Hotline Miami 2: Wrong Number

A Second Helping of Blood and Neon

I know my days as a columnist are numbered, but I’ve got two articles left, so barring an unexpectedly tremendous release in the next week, this will be my last real review. Although I’ve been thinking of subtitles for a Witcher 3 review for a few months, I’m not too displeased that it’s going to be something as substantial as Hotline Miami 2: Wrong Number (even if the review is a bit late).

The sequel to 2012’s shockingly violent, schizophrenic top-down killer, Wrong Number carries us back into an adrenaline soaked ‘80s nightmare that is at once familiar and different. Developer Dennation Games (a pair of Swedes who may have watched too much Miami Vice while tripping) understands the terrible burden of making a sequel to a smash hit; particularly an indie one that came mostly out of nowhere.

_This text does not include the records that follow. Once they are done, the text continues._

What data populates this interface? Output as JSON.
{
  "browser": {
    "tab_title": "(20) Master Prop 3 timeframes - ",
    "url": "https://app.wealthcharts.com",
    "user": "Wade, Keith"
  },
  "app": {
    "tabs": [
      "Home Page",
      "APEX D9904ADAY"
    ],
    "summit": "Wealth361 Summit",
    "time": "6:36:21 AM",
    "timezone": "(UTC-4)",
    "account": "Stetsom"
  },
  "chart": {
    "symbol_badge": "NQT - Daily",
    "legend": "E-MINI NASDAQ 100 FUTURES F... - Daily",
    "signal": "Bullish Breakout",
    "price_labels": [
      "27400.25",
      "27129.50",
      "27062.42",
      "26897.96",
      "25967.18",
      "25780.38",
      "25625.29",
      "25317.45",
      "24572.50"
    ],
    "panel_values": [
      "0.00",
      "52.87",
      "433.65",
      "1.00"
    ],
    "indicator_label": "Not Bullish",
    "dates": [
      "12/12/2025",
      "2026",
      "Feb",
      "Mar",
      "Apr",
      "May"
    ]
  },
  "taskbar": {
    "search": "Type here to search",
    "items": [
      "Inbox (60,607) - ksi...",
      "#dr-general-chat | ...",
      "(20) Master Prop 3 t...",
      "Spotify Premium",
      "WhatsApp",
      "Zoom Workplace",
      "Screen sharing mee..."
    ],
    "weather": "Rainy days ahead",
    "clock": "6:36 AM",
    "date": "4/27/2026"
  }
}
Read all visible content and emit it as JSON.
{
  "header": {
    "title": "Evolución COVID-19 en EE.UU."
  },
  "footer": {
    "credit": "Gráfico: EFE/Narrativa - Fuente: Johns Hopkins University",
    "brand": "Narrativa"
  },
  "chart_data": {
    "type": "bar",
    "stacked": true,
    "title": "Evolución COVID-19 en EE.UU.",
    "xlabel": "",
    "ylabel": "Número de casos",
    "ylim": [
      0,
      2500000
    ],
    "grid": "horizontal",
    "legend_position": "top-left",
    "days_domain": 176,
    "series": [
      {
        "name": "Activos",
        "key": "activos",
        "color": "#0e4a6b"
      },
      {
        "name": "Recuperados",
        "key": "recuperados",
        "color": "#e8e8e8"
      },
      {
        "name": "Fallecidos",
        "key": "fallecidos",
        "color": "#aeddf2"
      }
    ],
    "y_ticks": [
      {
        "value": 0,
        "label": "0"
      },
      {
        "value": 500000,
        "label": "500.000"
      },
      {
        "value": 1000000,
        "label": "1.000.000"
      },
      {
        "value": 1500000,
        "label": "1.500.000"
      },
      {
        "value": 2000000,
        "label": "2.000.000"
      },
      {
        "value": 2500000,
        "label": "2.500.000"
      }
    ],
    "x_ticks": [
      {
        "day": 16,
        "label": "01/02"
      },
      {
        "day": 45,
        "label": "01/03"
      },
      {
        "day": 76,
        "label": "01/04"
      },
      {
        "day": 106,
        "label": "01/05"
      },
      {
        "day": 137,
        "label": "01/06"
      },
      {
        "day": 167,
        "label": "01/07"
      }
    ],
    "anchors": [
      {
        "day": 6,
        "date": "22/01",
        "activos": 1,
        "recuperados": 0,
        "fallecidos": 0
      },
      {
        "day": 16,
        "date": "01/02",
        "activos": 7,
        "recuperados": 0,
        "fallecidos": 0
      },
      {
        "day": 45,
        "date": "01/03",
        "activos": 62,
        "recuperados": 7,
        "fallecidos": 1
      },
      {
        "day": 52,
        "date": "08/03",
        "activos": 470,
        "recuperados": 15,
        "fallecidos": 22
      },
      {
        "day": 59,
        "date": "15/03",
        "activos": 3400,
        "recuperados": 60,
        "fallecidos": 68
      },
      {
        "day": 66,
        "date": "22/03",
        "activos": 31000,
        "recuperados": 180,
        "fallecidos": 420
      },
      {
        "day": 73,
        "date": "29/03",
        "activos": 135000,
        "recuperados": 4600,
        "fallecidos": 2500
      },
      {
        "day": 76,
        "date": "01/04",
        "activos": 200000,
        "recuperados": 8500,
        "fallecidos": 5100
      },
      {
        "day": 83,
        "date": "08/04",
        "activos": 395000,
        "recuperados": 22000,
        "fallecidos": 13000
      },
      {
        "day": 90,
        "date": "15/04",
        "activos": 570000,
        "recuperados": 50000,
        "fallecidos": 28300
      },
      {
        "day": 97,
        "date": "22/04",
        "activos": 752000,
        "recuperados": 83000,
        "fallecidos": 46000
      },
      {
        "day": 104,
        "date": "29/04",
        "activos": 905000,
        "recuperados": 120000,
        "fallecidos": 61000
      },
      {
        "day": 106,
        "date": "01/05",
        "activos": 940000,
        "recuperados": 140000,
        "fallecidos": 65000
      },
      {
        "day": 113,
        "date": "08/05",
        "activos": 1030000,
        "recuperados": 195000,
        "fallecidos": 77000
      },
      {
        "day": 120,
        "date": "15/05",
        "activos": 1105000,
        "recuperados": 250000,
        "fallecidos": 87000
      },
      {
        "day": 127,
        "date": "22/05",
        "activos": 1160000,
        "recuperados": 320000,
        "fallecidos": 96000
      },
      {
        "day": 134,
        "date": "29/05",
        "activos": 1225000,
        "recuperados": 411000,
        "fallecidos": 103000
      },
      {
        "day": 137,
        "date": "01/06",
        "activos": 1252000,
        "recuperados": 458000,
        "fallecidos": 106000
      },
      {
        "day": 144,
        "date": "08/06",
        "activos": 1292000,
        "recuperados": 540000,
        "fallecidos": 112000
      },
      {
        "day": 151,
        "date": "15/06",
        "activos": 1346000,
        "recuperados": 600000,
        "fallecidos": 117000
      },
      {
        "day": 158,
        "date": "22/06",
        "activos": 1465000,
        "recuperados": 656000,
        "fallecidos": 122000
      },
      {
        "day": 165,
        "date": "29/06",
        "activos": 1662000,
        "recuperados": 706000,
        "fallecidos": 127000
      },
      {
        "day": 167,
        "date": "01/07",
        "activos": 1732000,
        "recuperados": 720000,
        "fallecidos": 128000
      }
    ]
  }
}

On its surface, Wrong Number looks identical to the first Hotline, but playing will reveal that the devs wanted something a little different. The first Hotline was more about brute force, adrenal reflexes, and remembering how you died last time. Clearing a whole level using only melee weapons and jamming to the music was possible, even encouraged. 2 forces the player to be even more tactical, judging the positioning of everyone on the map and quickly killing them in precise order.  The stages are more open, most walls have windows, and damn near everyone has a gun. Trying to clear stages using only melee is essentially suicide. Running in and relying on your reflexes is definitely suicide.

The first game’s obsession with masks, both in and out of the mechanics, is no longer present, as only a few characters have them. Instead, most of the people you jump around to in this extremely nonlinear story have mandatory gimmicks that you can’t change: a dirty detective aims faster, a pacifistic writer tosses away guns and tries not to kill with his hits, a Russian gangster with a father complex can change fighting styles on the fly, etc. Not only is the mask mechanic demoted, it is even mocked with a series of mask-wearing characters who attempt to emulate the previous game’s protagonist (known only by his clothes as Jacket) and find themselves (like all the other unfortunate characters) woefully out of their depth.

Yet at the same time, Wrong Number is still an ‘80s themed top-down action game with one-hit-kills and nausea inducing pace, soaked in viscera and synth. The apple doesn’t fall far from the tree. It is different enough that I remind those who want more Hotline Miami that this will be something new, and similar enough that those who couldn’t stand the pounding bass and gushing blood may want to continue looking elsewhere.

Although more cerebral and precise than the first, and a little slow in the beginning, Hotline Miami 2 proves itself a worthy sequel, providing a more tactical challenge, while still occasionally bringing in the pulse-pounding dashing and slashing. And despite such a great predecessor, the soundtrack is just as good.